Petrolio e terremoto
Studio infiamma il dibattito

trivelle petrolio in val d'agri

POTENZA - Attività petrolifera e sismicità indotta. È un tema su cui si discute da tempo con tesi contrapposte tra esperti e sismologi.
Ma c’è davvero una relazione tra estrazioni e terremoti? Prova a dare una risposta la ricerca pubblicata su "Scientific Reports" (magazine online che si occupa di natura e scienza) che dimostrerebbe, per la prima volta in Italia, il legame tra le operazioni di re-iniezione di acque associate all’estrazione di idrocarburi e l’attivazione di faglie presenti nel sottosuolo in Val d’Agri. La ricerca è nata da un progetto richiesto dalla Regione Basilicata e assegnato all’Istituto Nazionale di Geofisica e Vulcanologia (Ingv) in partnership con l’Eni, finalizzato allo studio della sismicità della Val d’Agri.
Proprio qui, nel «cuore» del petrolio lucano, dal giugno 2006 è in atto la re-iniezione di acque di strato e a distanza di poco tempo sono avvenuti terremoti di magnitudo lieve, al massimo 2,2, interpretati come il fenomeno della sismicità indotta.
Le osservazioni sono state condotte intorno al pozzo di re-iniezione Costa Molina 2, profondo circa 4 chilometri. Si tratta, lo ricordiamo, del pozzo al centro della recente inchiesta giudiziaria sullo smaltimento di rifiuti derivanti dall’attività del centro oli di Viggiano.

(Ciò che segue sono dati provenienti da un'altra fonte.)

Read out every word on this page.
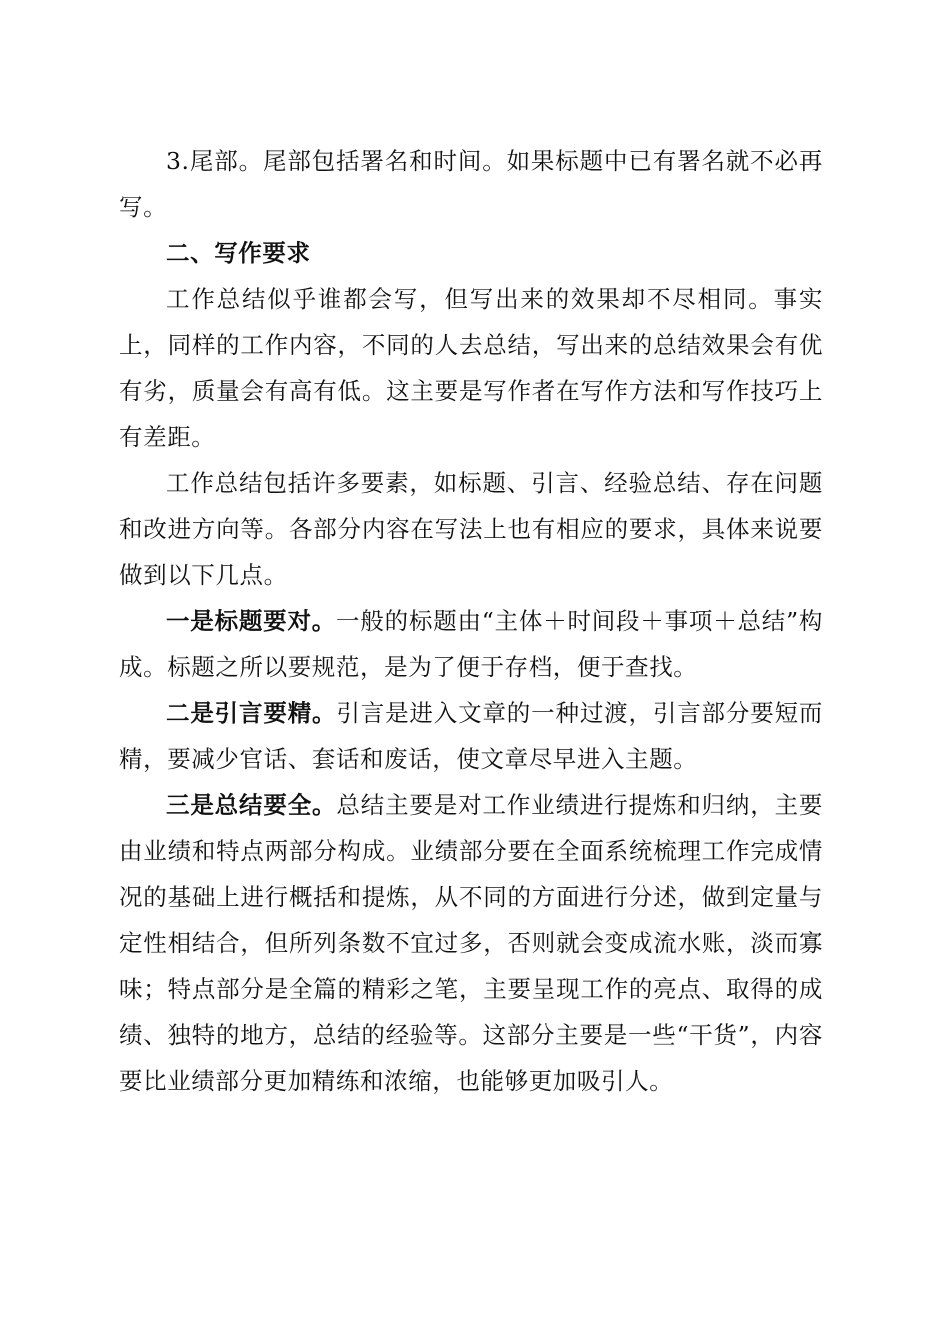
3.尾部。尾部包括署名和时间。如果标题中已有署名就不必再写。

二、写作要求

工作总结似乎谁都会写，但写出来的效果却不尽相同。事实上，同样的工作内容，不同的人去总结，写出来的总结效果会有优有劣，质量会有高有低。这主要是写作者在写作方法和写作技巧上有差距。

工作总结包括许多要素，如标题、引言、经验总结、存在问题和改进方向等。各部分内容在写法上也有相应的要求，具体来说要做到以下几点。

一是标题要对。一般的标题由“主体＋时间段＋事项＋总结”构成。标题之所以要规范，是为了便于存档，便于查找。

二是引言要精。引言是进入文章的一种过渡，引言部分要短而精，要减少官话、套话和废话，使文章尽早进入主题。

三是总结要全。总结主要是对工作业绩进行提炼和归纳，主要由业绩和特点两部分构成。业绩部分要在全面系统梳理工作完成情况的基础上进行概括和提炼，从不同的方面进行分述，做到定量与定性相结合，但所列条数不宜过多，否则就会变成流水账，淡而寡味；特点部分是全篇的精彩之笔，主要呈现工作的亮点、取得的成绩、独特的地方，总结的经验等。这部分主要是一些“干货”，内容要比业绩部分更加精练和浓缩，也能够更加吸引人。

«In questa particolare occasione - dice Mauro Buttinelli dell’Ingv, tra gli autori della ricerca - abbiamo avuto l’opportunità di analizzare i dati di sottosuolo della Val d’Agri in cerca di strutture da associare alla distribuzione della sismicità indotta osservata». La ricerca si basa su dati e osservazioni raccolti in Val d’Agri dal 2001 al 2014: «Siamo stati in grado di associare micro-sismi con una magnitudo massima di 2,2 ad una porzione di una faglia lunga circa 2,5 chilometri, della quale sono state riattivate delle piccole zone, delle dimensioni di 100-200 metri. Vedere la faglia e la zona attivata è stato possibile combinando dati di tipo diverso come i profili sismici a riflessione, che permettono di ottenere una sorta di radiografia del sottosuolo sulla base del modo in cui si propagano le onde sismiche, e i dati dei pozzi profondi esplorativi, con le relative stratigrafie e analisi indirette delle caratteristiche delle rocce. Questa ricerca - conclude Buttinelli - ha soprattutto contribuito ad aumentare la conoscenza scientifica sulla difficile distinzione tra terremoti naturali e indotti in zone sismogenetiche dove sono state avviate attività di sfruttamento del sottosuolo».